Cuando, de repente, alguien nos habla de forma descortés, experimentamos sorpresa-rabia.
Así pues, la sorpresa es la emoción de duración más breve. Si ésta durase mucho tiempo, empezaría a ser disfuncional.
Cuando sentimos sorpresa estamos en un estado de desorientación.
Los seres humanos necesitamos anticipar los acontecimientos; es decir, imaginar o saber qué pasará en un momento
dado. Esto nos aporta seguridad, conocimiento y nos permite afrontar la situación, aparentemente con grandes
posibilidades de éxito, ya que el no saber cómo reaccionar en una situación nos paraliza. De esta forma, nos anticipamos
para poder prevenir, para no sorprendernos.

El ASCO es una emoción que se caracteriza por ser una impresión desagradable o de fuerte desagrado hacia algo o
alguien:

- Se puede sentir ante determinados alimentos, excrementos, materiales orgánicos podridos o sus olores.

- Puede provocar reacciones físicas como náuseas, vómitos, sudores, descenso de la presión sanguínea.

- Es una emoción básica y universal que se considera necesaria para la supervivencia del organismo.

- En los humanos ha evolucionado mucho, incorporando elementos socioculturales.

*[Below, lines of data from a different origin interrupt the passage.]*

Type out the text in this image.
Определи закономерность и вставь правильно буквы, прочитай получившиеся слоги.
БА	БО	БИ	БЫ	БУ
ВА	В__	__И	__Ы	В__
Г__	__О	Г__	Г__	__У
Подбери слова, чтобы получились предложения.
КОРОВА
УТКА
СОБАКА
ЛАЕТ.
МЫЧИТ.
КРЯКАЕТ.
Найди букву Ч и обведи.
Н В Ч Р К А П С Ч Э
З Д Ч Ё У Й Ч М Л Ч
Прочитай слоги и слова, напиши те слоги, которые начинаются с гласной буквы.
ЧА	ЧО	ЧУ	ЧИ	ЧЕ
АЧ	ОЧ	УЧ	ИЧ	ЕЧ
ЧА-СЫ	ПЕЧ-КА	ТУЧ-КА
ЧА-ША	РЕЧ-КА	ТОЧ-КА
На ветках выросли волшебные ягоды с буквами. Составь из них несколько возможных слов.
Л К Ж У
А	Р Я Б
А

- Algunos sinónimos de asco son: repulsión, repugnancia, desagrado, aversión, grima, animadversión o
aborrecimiento.
El MIEDO es una emoción natural que se caracteriza por experimentar una sensación desagradable e intensa ante la
percepción de un peligro real o imaginario. Es una de las pocas emociones básicas que compartimos con muchos animales.
La consecuencia suele ser huir ante el peligro, intentar evitarlo o combatir aquello que lo causa.
Se ha identificado que a lo que más teme el ser humano es a las grandes alturas, a los animales peligrosos, a las lesiones
corporales y enfermedades, a los lugares públicos abiertos, al tráfico, a hablar en público y a los espacios estrechos. El
miedo infantil más común es a la oscuridad, aunque esta respuesta suele decrecer con la edad. Por otra parte, el miedo
reprime al instinto lúdico, frena la iniciativa y la creatividad.

Función del miedo


Es considerada una de las emociones más primitivas, pues su función es prepararnos para la supervivencia, para dar una
respuesta rápida y eficaz ante una amenaza. Asimismo, es un mecanismo de defensa, provocado por cosas específicas y
que funciona como una alarma psicológica que avisa de amenazas para la integridad física y el bienestar de la persona.

Manifestación y expresión
El miedo se manifiesta en cuatro niveles:
- Cognitivo: Se transforma en pensamientos e imágenes negativas acerca del estímulo o situación temida, además
hay una interpretación que se hace al respecto.
- Fisiológico: Ocurren cambios corporales que originan sensaciones desagradables, como aceleración del ritmo
cardiaco y la respiración, contracción muscular, temblor de piernas y manos, sudoración, bloqueos, tics,
expresiones faciales como palidez del rostro y piloerección (se erizan los pelos de la piel).
- Conductual: El miedo origina acciones hacia el estímulo o situación temida, como paralizarse, escapar o llorar.
- Neuronal: el miedo comienza en una región del cerebro denominada amígdala, que forma del sistema límbico; este
sistema es el encargado de regular las emociones y funciones de conservación del individuo. La respuesta
autónoma del miedo (la que no activamos de manera consciente), surge mucho antes de que nuestra razón decida
algo al respecto. Son muchas las áreas cerebrales relacionadas con el miedo.